The interest rate is one of the main tools used to governor monetary policy in Sri Lanka. The main objective of this research was identifying the Macroeconomic variables that Influence to determine the Interest Rate: Evidence from Sri Lanka. Changes in macroeconomic variables affect to determine interest rate. At present, there are some consensus on the answers to these questions. This paper examines to identify Macroeconomic variables that influence the determine the interest rate in Sri Lanka and identify the relationship between interest rate and macro-economic variables. The model of this study was estimated using quarterly data from 2004:Q1 to 2015:Q4. This study uses Macro-economic variables such as money supply, budget deficit, inflation, and economic growth. This study uses Average Weighted Prime Lending Rate (AWPR), and 3-month T bill rate as benchmark interest rates in Sri Lanka.

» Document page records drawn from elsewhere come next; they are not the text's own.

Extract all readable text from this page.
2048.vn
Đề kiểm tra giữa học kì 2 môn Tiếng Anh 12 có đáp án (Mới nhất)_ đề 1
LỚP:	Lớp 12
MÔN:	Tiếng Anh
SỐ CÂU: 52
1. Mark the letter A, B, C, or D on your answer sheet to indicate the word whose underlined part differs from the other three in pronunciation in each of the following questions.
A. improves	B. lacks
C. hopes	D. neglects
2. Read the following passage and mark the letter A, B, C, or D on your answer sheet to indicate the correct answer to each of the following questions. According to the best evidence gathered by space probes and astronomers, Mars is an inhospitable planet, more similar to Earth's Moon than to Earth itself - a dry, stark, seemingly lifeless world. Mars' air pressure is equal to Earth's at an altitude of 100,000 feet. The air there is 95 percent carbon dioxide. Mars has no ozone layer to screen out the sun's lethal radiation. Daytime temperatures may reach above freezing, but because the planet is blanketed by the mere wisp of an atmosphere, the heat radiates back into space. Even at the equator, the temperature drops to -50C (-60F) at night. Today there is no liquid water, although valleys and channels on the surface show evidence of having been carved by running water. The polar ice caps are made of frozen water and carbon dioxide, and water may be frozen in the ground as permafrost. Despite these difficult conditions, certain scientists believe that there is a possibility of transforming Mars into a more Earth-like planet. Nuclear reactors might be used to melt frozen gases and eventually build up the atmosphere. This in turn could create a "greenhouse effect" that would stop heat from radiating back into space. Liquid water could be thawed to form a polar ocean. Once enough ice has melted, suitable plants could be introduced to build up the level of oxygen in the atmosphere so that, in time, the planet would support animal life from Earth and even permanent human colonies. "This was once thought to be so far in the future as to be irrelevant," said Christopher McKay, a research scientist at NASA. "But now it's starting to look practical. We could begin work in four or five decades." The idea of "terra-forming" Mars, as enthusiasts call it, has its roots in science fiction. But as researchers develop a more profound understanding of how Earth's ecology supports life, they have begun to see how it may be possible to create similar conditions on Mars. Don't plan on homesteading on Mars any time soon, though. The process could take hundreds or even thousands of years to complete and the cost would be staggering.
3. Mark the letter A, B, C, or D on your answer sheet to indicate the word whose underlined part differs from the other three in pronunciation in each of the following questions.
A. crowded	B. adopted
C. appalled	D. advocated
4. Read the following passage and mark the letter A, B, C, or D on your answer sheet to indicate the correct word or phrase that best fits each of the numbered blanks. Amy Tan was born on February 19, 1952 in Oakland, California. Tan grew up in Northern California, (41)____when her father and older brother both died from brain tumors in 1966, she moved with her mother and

Variables were initially tested for stationery and autocorrelation, and both inflation and budget deficit were found as non-stationary, the first difference of these variables was considered. There was no autocorrelation amongst any of the variables. Granger causality tests use for finding the interrelationships between the variables in the model. looking at the overall models, it was seen that both models was significantly represented by their F-values, only the first difference of inflation and real GDP were significant in both models. There was no direct causation of interest rates from changes in inflation and real GDP. It was observed that collectively both money supply and budget deficit had a significant impact on the level of interest rates. The R-squared values are in the range of 25%. The conclusion of the study is the explanatory variables are weakly affected to determining interest rates in Sri Lanka during the reference period. Further found that all the macro-economic variables showed a positive linear relationship with the T bill rate and AWPR in Sri Lanka.